Ruthenium-based sensor detects nitric oxide

8 February 2019:

In a new publication, a responsive Ruthenium-based luminescence sensor was employed as a molecular probe for detecting nitric oxide (NO). The research suggests potential clinical utility for the measurement of soluble NO in the circulation system and possibly tissue. Lead authors of this paper are CNBP’s Dr Achini Vidanapathirana and Benjamin Pullen (both based at SAHMRI).

Journal: Scientific Reports.

Publication title:  A Novel Ruthenium-based Molecular Sensor to Detect Endothelial Nitric Oxide.

Authors: Achini K. Vidanapathirana, Benjamin J. Pullen, Run Zhang, MyNgan Duong, Jarrad M.Goyne, Xiaozhou Zhang, Claudine S. Bonder, Andrew D.Abell, Christina A. Bursill, Stephen J. Nicholls & Peter J. Psaltis.
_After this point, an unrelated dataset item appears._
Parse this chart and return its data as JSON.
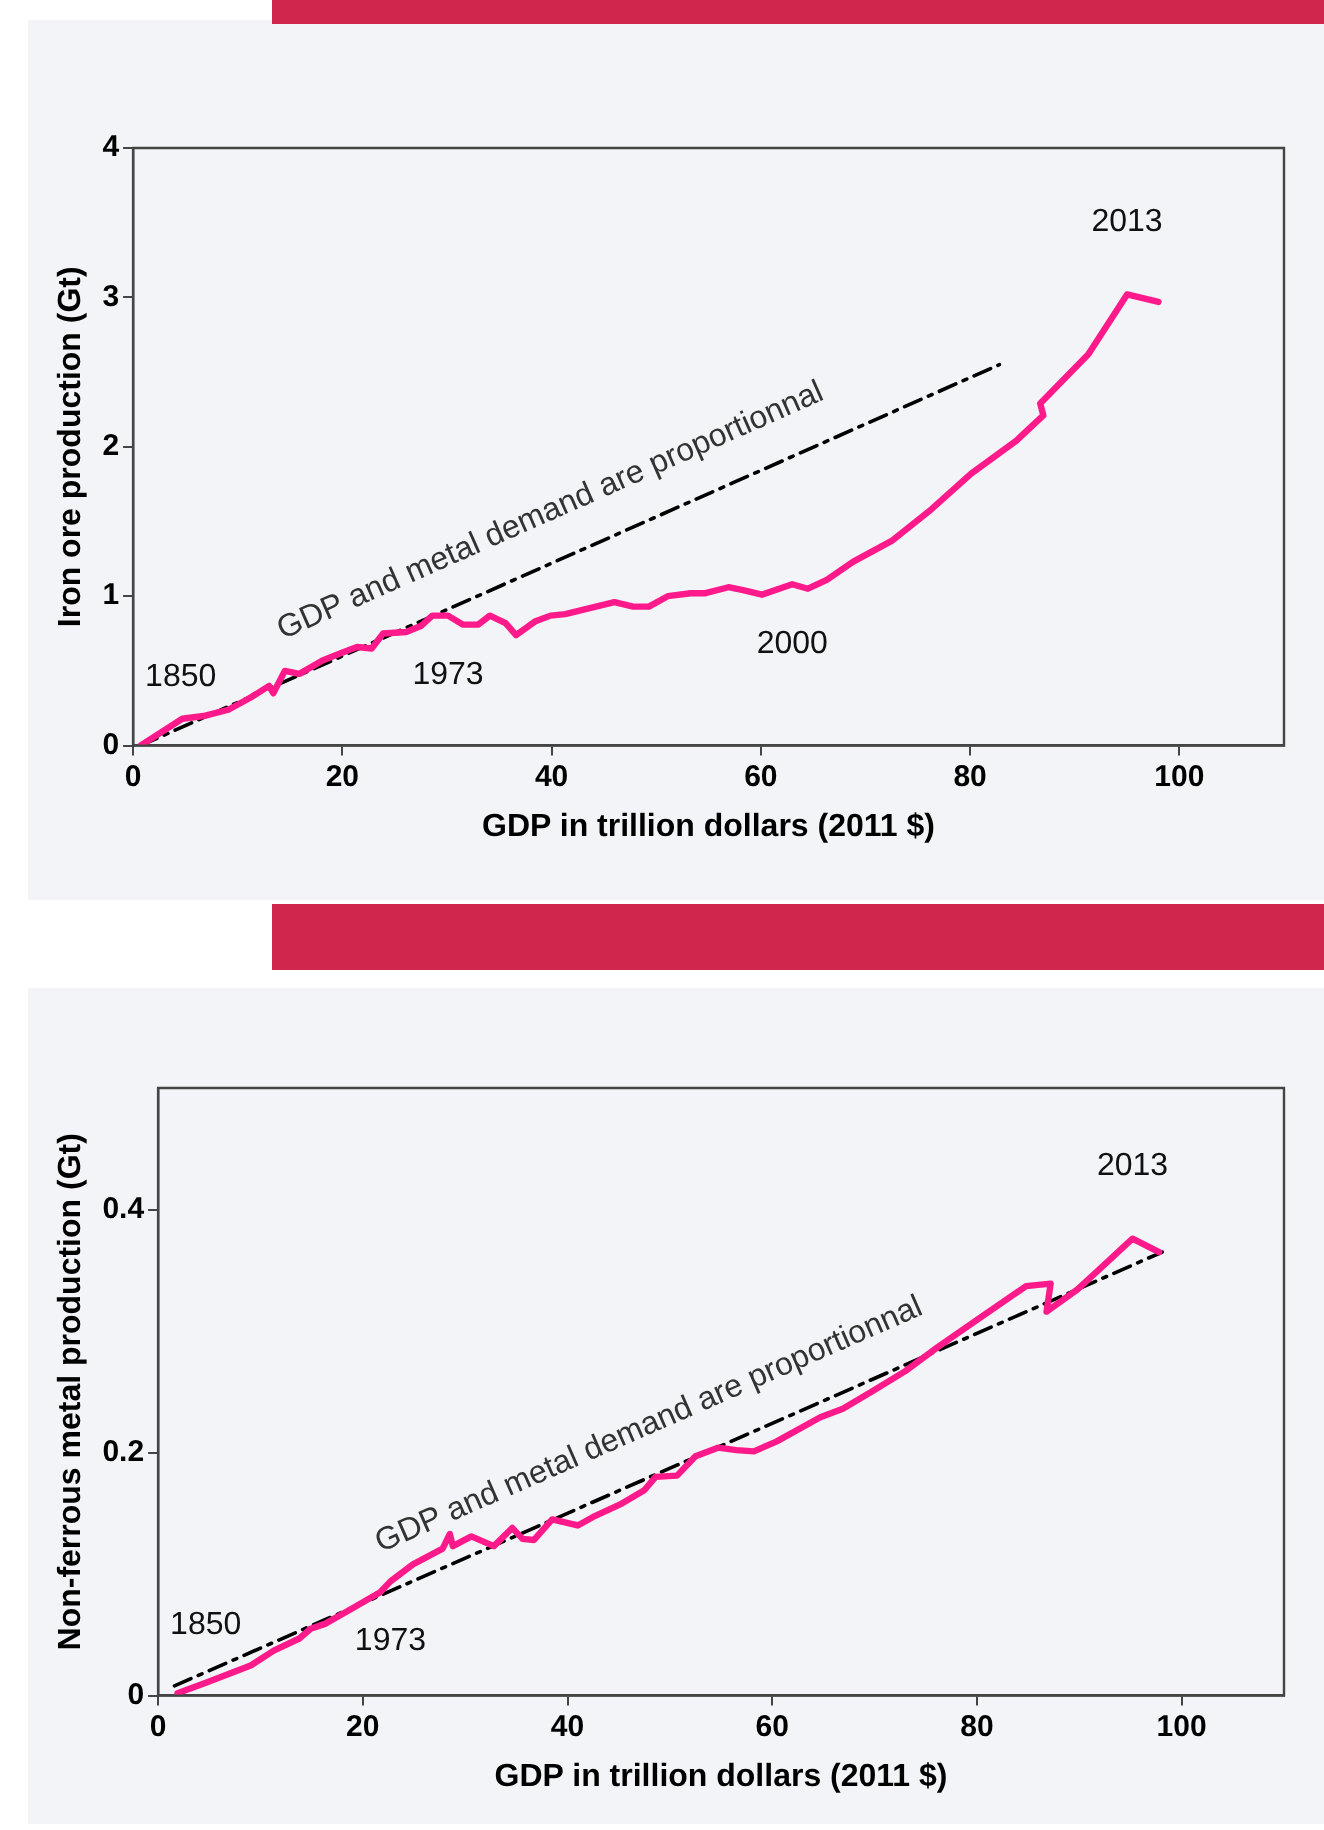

Abstract: Nitric oxide (NO) is a key regulator of endothelial cell and vascular function. The direct measurement of NO is challenging due to its short half-life, and as such surrogate measurements are typically used to approximate its relative concentrations. Here we demonstrate that ruthenium-based [Ru(bpy)2(dabpy)]2+ is a potent sensor for NO in its irreversible, NO-bound active form, [Ru(bpy)2(T-bpy)]2+. Using spectrophotometry we established the sensor’s ability to detect and measure soluble NO in a concentration-dependent manner in cell-free media. Endothelial cells cultured with acetylcholine or hydrogen peroxide to induce endogenous NO production showed modest increases of 7.3 ± 7.1% and 36.3 ± 25.0% respectively in fluorescence signal from baseline state, while addition of exogenous NO increased their fluorescence by 5.2-fold. The changes in fluorescence signal were proportionate and comparable against conventional NO assays. Rabbit blood samples immediately exposed to [Ru(bpy)2(dabpy)]2+ displayed 8-fold higher mean fluorescence, relative to blood without sensor. Approximately 14% of the observed signal was NO/NO adduct-specific. Optimal readings were obtained when sensor was added to freshly collected blood, remaining stable during subsequent freeze-thaw cycles. Clinical studies are now required to test the utility of [Ru(bpy)2(dabpy)]2+ as a sensor to detect changes in NO from human blood samples in cardiovascular health and disease.